While I am not exactly a True Crime aficionado, my habit is to fall asleep at night while listening to the Datelinepodcast. I find it interesting, but not interesting enough to keep me from getting sleepy. I set a timer to shut it off after 15 minutes, and it may take me a week to listen to a whole episode.
Not long ago, Dateline started a “Talking Dateline” feature in which the reporters interview each other about the stories they’ve done and ask questions sent in by viewers and listeners.
I was drifting off to sleep one night listening to Talking Dateline discussion about the Deadly Swap report when Andrea Canning asked Dennis Murphy if he was more of a fan of Agatha Christie, Sherlock Holmes, or Scooby-Doo. Naturally, I jerked awake at the mention of Christie and eagerly listened for the reply:
Agatha Christie, you know, I don't disparage what she did. It was a great series of books. I think you're done with it by the time you're twelve years old. Who doesn't like Sherlock Holmes? But for me, I think then you gotta morph, you gotta graduate to, like, Raymond Chandler. You know, get into the real grown-up stuff, and I think there's some terrific crime – I would call it – literature.
Mr. Murphy, I believe I know a few people who would vehemently disagree with you!
I am guessing that what Murphy calls “real grown-up stuff” is the violence and cynicism found in hardboiled novels. I won’t argue whether Raymond Chandler is considered “crime literature” or not because it is a different beast. Not Christie’s style at all. I prefer my mysteries “cozy” since I see plenty of violence and cynicism in real life, and I want to avoid it when I curl up with a book.

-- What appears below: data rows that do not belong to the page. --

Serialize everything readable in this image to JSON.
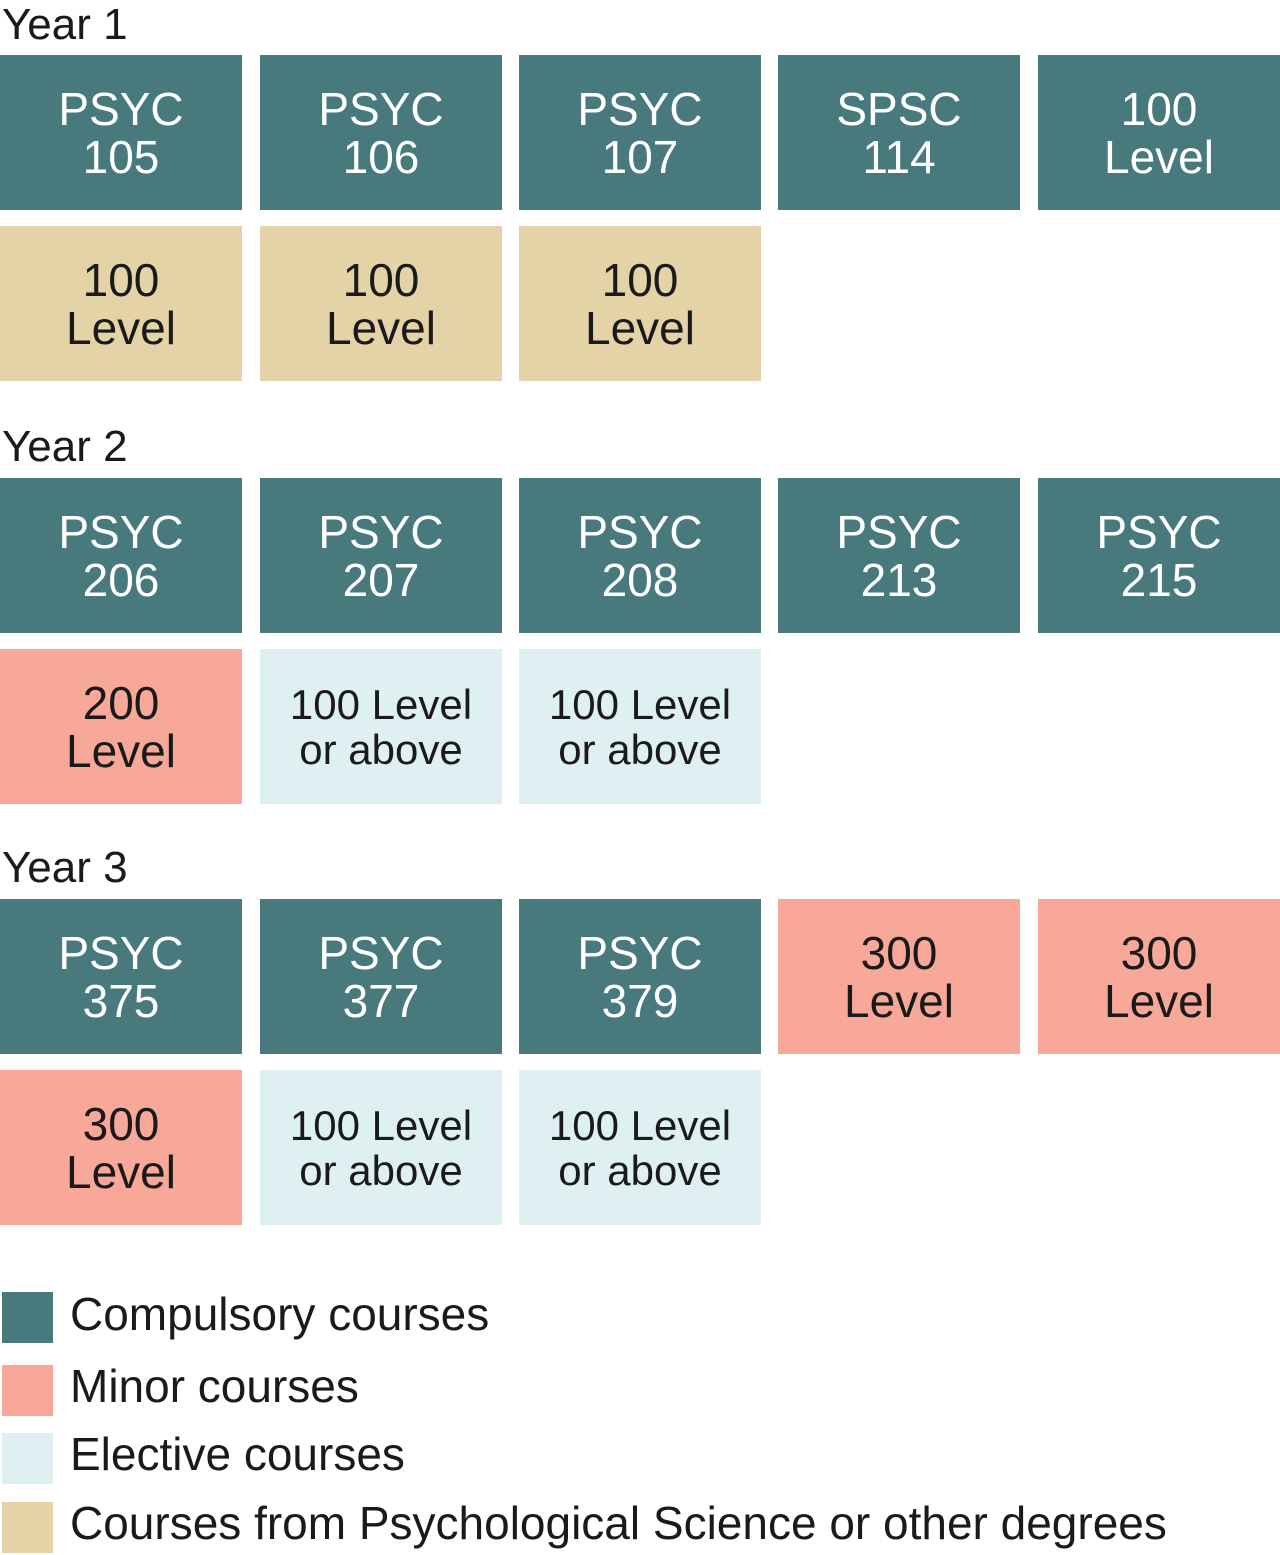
{
  "colors": {
    "compulsory": "#487a7d",
    "minor": "#f7a898",
    "elective": "#dff0f3",
    "other": "#e5d3a8"
  },
  "years": [
    {
      "title": "Year 1",
      "rows": [
        [
          {
            "type": "compulsory",
            "lines": [
              "PSYC",
              "105"
            ]
          },
          {
            "type": "compulsory",
            "lines": [
              "PSYC",
              "106"
            ]
          },
          {
            "type": "compulsory",
            "lines": [
              "PSYC",
              "107"
            ]
          },
          {
            "type": "compulsory",
            "lines": [
              "SPSC",
              "114"
            ]
          },
          {
            "type": "compulsory",
            "lines": [
              "100",
              "Level"
            ]
          }
        ],
        [
          {
            "type": "other",
            "lines": [
              "100",
              "Level"
            ]
          },
          {
            "type": "other",
            "lines": [
              "100",
              "Level"
            ]
          },
          {
            "type": "other",
            "lines": [
              "100",
              "Level"
            ]
          }
        ]
      ]
    },
    {
      "title": "Year 2",
      "rows": [
        [
          {
            "type": "compulsory",
            "lines": [
              "PSYC",
              "206"
            ]
          },
          {
            "type": "compulsory",
            "lines": [
              "PSYC",
              "207"
            ]
          },
          {
            "type": "compulsory",
            "lines": [
              "PSYC",
              "208"
            ]
          },
          {
            "type": "compulsory",
            "lines": [
              "PSYC",
              "213"
            ]
          },
          {
            "type": "compulsory",
            "lines": [
              "PSYC",
              "215"
            ]
          }
        ],
        [
          {
            "type": "minor",
            "lines": [
              "200",
              "Level"
            ]
          },
          {
            "type": "elective",
            "lines": [
              "100 Level",
              "or above"
            ]
          },
          {
            "type": "elective",
            "lines": [
              "100 Level",
              "or above"
            ]
          }
        ]
      ]
    },
    {
      "title": "Year 3",
      "rows": [
        [
          {
            "type": "compulsory",
            "lines": [
              "PSYC",
              "375"
            ]
          },
          {
            "type": "compulsory",
            "lines": [
              "PSYC",
              "377"
            ]
          },
          {
            "type": "compulsory",
            "lines": [
              "PSYC",
              "379"
            ]
          },
          {
            "type": "minor",
            "lines": [
              "300",
              "Level"
            ]
          },
          {
            "type": "minor",
            "lines": [
              "300",
              "Level"
            ]
          }
        ],
        [
          {
            "type": "minor",
            "lines": [
              "300",
              "Level"
            ]
          },
          {
            "type": "elective",
            "lines": [
              "100 Level",
              "or above"
            ]
          },
          {
            "type": "elective",
            "lines": [
              "100 Level",
              "or above"
            ]
          }
        ]
      ]
    }
  ],
  "legend": [
    {
      "type": "compulsory",
      "label": "Compulsory courses"
    },
    {
      "type": "minor",
      "label": "Minor courses"
    },
    {
      "type": "elective",
      "label": "Elective courses"
    },
    {
      "type": "other",
      "label": "Courses from Psychological Science or other degrees"
    }
  ]
}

Christie’s stories do have adult themes, I would argue, nuances that no twelve-year-old would recognize. Think of Letty Blacklock’s reaction to Bunny’s death in A Murder Is Announced or the relationships between Caroline Crale, Amyas Crayle, and Elsa Greer in Five Little Pigs. Or even simply Miss Marple as a character. Miss Marple was more of a caricature to me in my younger days, but she becomes more real every year as we get closer in age.

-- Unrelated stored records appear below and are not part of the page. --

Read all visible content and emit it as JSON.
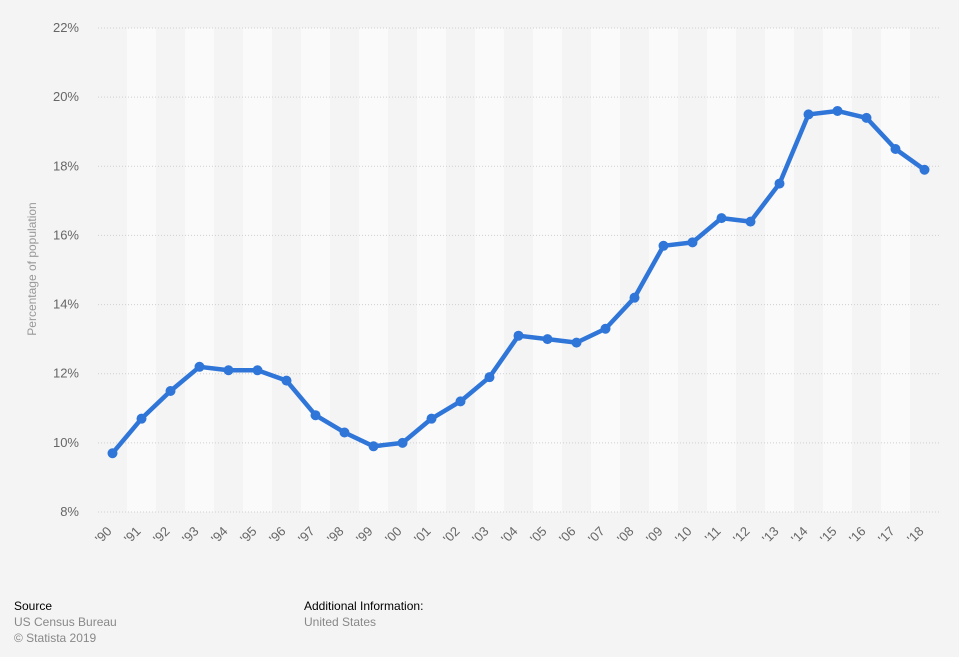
{
  "chart_data": {
    "type": "line",
    "title": "",
    "xlabel": "",
    "ylabel": "Percentage of population",
    "categories": [
      "'90",
      "'91",
      "'92",
      "'93",
      "'94",
      "'95",
      "'96",
      "'97",
      "'98",
      "'99",
      "'00",
      "'01",
      "'02",
      "'03",
      "'04",
      "'05",
      "'06",
      "'07",
      "'08",
      "'09",
      "'10",
      "'11",
      "'12",
      "'13",
      "'14",
      "'15",
      "'16",
      "'17",
      "'18"
    ],
    "series": [
      {
        "values": [
          9.7,
          10.7,
          11.5,
          12.2,
          12.1,
          12.1,
          11.8,
          10.8,
          10.3,
          9.9,
          10.0,
          10.7,
          11.2,
          11.9,
          13.1,
          13.0,
          12.9,
          13.3,
          14.2,
          15.7,
          15.8,
          16.5,
          16.4,
          17.5,
          19.5,
          19.6,
          19.4,
          18.5,
          17.9
        ],
        "color": "#2f76d8"
      }
    ],
    "ylim": [
      8,
      22
    ],
    "yticks": [
      8,
      10,
      12,
      14,
      16,
      18,
      20,
      22
    ],
    "ytick_labels": [
      "8%",
      "10%",
      "12%",
      "14%",
      "16%",
      "18%",
      "20%",
      "22%"
    ],
    "grid": true,
    "legend": "none"
  },
  "footer": {
    "source_heading": "Source",
    "source_name": "US Census Bureau",
    "copyright": "© Statista 2019",
    "info_heading": "Additional Information:",
    "info_text": "United States"
  }
}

Lots of true crime podcasts discuss what might have happened because the cases aren’t yet solved, and some even try to solve cases during the podcast. I don’t listen to those. Rather than being frustrated by the unknown, I prefer fairy tale-type stories in which questions get answered, bad guys get punished, and good guys get happy-ish endings. Again, with all of the uncertainty and unfairness in the real world, I have no desire to wallow in that when I’m reading.
Mr. Murphy doesn’t “disparage” Christie’s work, but his opinion of her books and her readers is a bit condescending. I don’t plan on sending a flaming email to him about this. However, I will get a bit snarky: One has to wonder if, in a hundred years, Dennis Murphy’s Dateline reports will have the kind of audience Agatha Christie enjoys a hundred years after her work was published.